Israel, however, had been working on an invasion plan of Lebanon for a few years, thanks in parts of our government thinking of it as a sort of trial run for the invasion of Iran. So Israel was actually just waiting for an excuse.
But, hey, we're not talking about Hezbollah, we're talking about Iran. You really don't want to drag puppet states into this discussion, because our puppet state actually attacked Iran in full force for 8 damn years, with direct military support from the US.
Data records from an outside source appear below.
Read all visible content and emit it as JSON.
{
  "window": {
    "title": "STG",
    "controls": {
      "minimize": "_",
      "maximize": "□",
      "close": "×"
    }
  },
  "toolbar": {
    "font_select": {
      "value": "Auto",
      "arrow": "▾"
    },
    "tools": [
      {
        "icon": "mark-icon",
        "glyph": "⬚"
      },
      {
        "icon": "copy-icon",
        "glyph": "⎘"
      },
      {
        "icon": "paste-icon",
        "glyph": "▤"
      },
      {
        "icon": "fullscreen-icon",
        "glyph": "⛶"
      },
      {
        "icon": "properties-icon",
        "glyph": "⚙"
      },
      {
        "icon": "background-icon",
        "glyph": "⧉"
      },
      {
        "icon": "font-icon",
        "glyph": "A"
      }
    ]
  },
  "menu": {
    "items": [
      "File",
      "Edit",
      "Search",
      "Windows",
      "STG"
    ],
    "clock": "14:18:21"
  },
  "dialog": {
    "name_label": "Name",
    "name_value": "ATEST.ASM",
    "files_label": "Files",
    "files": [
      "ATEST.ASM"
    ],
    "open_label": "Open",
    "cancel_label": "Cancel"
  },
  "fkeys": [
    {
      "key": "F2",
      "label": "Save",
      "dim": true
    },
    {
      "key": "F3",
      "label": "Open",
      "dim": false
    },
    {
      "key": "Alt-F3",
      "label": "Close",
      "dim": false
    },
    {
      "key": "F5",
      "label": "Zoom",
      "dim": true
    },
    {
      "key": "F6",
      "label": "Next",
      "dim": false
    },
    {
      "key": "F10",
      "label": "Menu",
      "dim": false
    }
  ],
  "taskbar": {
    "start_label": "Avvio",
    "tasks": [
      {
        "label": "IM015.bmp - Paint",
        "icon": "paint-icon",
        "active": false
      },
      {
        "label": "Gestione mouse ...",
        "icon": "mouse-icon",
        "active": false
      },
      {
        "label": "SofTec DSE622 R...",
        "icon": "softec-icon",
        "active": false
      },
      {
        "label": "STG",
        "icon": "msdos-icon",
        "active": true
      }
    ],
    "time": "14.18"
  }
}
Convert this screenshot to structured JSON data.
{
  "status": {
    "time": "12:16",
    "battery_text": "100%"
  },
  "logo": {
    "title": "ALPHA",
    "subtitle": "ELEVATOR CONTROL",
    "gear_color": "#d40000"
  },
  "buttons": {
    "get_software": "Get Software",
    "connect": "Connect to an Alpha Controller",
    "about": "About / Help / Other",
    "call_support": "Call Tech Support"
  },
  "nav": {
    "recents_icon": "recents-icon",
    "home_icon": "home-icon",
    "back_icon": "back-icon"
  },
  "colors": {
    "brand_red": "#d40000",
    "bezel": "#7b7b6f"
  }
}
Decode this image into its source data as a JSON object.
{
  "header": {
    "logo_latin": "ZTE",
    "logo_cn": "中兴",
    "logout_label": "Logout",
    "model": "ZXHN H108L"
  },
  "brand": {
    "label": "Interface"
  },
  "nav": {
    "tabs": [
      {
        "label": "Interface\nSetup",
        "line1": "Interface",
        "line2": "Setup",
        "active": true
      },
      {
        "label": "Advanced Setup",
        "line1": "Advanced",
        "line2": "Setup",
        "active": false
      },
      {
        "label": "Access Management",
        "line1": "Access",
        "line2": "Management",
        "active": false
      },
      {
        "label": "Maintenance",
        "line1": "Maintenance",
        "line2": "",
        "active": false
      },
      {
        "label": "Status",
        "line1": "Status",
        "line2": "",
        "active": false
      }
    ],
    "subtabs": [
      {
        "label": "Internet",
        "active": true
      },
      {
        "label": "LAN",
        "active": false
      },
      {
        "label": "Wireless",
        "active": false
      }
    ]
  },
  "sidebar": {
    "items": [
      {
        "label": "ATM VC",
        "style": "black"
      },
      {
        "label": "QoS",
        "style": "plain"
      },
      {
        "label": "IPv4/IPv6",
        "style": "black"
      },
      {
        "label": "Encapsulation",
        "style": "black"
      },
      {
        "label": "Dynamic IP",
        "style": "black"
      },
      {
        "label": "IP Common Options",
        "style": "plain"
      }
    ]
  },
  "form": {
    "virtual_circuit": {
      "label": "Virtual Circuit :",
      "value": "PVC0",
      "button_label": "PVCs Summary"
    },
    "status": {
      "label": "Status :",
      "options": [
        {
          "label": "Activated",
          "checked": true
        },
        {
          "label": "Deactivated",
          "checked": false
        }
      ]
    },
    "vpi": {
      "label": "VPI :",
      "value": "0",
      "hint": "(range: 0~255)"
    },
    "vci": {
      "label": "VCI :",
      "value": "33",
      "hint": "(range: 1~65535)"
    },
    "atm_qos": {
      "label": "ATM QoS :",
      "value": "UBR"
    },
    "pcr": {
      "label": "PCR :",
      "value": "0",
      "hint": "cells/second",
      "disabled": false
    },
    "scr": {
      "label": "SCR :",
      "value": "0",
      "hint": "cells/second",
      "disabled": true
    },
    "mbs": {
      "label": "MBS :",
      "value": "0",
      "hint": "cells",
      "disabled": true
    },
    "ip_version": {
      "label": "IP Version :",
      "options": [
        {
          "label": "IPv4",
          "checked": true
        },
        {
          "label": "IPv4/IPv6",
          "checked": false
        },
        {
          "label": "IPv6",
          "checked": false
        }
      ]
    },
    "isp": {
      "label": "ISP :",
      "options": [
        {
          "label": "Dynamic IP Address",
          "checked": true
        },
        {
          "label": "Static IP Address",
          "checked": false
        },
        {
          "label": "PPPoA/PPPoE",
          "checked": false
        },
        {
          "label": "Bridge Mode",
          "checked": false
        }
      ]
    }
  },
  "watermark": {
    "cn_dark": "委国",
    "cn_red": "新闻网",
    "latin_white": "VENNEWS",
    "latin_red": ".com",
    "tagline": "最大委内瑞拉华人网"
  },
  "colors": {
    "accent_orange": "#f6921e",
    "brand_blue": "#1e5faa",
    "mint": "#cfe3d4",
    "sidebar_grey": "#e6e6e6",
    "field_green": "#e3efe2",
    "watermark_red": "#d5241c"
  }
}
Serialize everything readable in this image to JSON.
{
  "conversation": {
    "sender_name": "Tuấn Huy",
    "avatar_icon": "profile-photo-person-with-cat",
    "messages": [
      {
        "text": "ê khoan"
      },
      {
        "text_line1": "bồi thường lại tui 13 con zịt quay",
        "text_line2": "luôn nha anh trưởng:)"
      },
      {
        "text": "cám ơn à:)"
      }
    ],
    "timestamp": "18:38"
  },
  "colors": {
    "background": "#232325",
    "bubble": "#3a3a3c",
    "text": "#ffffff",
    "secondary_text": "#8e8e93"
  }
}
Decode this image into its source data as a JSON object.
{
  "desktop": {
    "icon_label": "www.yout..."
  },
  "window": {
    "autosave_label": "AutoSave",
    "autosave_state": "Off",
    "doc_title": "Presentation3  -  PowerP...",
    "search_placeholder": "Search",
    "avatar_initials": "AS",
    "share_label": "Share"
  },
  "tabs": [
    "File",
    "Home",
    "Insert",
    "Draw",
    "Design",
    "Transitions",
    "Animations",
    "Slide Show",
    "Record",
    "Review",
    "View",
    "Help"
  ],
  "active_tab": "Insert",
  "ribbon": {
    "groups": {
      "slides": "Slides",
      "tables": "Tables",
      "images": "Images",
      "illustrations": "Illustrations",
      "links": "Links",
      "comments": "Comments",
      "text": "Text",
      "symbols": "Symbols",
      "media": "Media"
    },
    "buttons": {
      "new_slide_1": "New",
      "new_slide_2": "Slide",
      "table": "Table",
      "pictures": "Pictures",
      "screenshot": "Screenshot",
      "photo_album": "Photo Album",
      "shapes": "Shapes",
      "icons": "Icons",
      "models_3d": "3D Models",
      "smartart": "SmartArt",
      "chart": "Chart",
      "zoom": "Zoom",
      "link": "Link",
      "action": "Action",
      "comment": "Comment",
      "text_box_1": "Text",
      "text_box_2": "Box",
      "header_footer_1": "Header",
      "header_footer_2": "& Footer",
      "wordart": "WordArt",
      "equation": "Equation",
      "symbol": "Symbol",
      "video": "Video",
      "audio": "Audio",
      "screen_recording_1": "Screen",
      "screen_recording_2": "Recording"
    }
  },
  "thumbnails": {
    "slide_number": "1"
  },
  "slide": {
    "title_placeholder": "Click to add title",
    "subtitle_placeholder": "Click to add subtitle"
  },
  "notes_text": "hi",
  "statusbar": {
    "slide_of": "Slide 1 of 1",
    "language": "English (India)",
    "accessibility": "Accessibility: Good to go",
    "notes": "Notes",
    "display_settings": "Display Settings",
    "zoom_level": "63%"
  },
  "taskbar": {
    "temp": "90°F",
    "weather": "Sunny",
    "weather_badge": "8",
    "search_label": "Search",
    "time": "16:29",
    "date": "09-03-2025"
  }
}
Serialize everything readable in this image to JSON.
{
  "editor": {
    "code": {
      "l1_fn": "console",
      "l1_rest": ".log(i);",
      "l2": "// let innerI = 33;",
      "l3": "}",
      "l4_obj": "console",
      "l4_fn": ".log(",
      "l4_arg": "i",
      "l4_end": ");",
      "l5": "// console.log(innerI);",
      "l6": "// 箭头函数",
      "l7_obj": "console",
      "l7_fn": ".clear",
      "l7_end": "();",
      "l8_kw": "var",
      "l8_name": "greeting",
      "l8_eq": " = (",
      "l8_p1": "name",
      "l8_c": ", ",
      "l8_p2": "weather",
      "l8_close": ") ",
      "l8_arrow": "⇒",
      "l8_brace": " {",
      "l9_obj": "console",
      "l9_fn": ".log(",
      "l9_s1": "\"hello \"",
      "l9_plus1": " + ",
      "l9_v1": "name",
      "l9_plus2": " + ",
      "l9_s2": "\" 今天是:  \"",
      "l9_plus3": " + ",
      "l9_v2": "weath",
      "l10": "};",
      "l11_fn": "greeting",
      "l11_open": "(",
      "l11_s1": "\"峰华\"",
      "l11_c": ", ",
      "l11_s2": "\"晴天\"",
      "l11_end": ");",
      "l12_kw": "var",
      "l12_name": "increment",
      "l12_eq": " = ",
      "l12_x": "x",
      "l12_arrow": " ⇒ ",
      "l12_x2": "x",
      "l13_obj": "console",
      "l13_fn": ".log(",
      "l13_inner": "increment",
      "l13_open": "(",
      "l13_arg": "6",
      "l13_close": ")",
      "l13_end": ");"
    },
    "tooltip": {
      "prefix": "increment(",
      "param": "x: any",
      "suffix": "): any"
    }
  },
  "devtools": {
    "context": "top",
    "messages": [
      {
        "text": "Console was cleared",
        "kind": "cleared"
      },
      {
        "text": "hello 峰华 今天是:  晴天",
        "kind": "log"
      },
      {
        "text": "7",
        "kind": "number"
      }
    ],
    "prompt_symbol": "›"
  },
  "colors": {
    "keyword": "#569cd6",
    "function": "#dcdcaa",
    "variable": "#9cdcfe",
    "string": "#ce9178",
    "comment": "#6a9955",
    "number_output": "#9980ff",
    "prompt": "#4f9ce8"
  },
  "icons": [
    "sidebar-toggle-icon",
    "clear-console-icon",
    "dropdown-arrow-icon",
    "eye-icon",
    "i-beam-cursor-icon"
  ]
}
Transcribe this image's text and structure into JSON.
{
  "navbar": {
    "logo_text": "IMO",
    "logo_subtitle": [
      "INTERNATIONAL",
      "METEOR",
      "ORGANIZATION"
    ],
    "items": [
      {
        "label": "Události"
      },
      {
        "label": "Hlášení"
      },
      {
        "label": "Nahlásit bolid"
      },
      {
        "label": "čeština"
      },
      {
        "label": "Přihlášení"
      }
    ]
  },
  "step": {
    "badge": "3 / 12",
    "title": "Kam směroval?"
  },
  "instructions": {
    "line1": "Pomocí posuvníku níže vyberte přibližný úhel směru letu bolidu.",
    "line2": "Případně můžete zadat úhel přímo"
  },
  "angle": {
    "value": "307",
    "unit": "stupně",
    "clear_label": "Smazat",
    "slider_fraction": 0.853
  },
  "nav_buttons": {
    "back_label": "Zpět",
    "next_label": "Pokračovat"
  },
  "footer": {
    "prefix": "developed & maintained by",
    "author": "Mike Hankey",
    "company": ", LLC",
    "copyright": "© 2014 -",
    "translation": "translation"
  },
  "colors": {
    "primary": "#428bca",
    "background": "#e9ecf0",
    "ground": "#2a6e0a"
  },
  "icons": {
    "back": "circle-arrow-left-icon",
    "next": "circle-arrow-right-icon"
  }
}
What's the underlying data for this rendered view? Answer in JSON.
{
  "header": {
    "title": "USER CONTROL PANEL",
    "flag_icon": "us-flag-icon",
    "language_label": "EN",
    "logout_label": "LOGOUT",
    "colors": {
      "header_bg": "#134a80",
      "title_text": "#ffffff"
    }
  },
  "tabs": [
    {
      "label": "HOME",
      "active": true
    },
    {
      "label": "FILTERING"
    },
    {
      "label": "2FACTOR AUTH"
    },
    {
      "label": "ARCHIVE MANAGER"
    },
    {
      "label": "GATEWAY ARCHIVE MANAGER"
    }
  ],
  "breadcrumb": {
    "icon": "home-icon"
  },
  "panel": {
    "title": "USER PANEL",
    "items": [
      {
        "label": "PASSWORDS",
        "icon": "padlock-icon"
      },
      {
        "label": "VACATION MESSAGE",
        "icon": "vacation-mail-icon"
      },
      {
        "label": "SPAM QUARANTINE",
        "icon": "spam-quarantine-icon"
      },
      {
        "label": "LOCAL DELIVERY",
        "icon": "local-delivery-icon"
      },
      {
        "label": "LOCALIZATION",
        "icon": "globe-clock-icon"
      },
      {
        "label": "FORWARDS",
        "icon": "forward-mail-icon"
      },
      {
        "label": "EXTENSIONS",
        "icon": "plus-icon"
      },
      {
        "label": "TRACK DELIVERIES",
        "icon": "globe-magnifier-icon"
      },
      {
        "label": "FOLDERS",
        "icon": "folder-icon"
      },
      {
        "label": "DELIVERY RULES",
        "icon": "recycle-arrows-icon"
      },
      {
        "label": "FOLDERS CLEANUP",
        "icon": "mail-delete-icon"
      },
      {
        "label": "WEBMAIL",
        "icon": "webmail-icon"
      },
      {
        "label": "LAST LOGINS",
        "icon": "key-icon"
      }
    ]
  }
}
And I like how you just dropped all the other stuff I brought up. To repeat:
Iran is not killing US soldiers in Iraq. Iran is diplomatically 'meddling' in Iraq with the full knowledge and consent of the Iraqi government. If Iran is supplying weapons to Iraq, it is supplying them to 'our guys'. (Yes, we call them 'Iraqi troops', but their night job is the militia. It's often exactly the same people!) We may not like this, but tough shit, we are not in charge of the Iraqi government or who they choose to let influence them. Iran is a regional superpower and they can cuddle
Uh, let's see. Embassies are considered sovereign territory, right? In the 1970's, didn't Iran capture and hold Americans from our embassy over there? I think that pretty much proves that YES, IRAN HAS ATTACKED US AND YES, THEY HAVE ATTACKED SOMEONE. Granted, it was a long time ago, but it does invalidate your point. I assume you had forgotten about it or never knew that it happened, otherwise, you are fucking liar.
*sigh*
You don't know anything about the hostage crisis, do you? Because you apparently unaware the Iran government didn't do it. A bunch of college students did, without permission or even advanced knowledge by the government. (And before you come up with some conspiracy theories, pretty much everyone accepts this as true.)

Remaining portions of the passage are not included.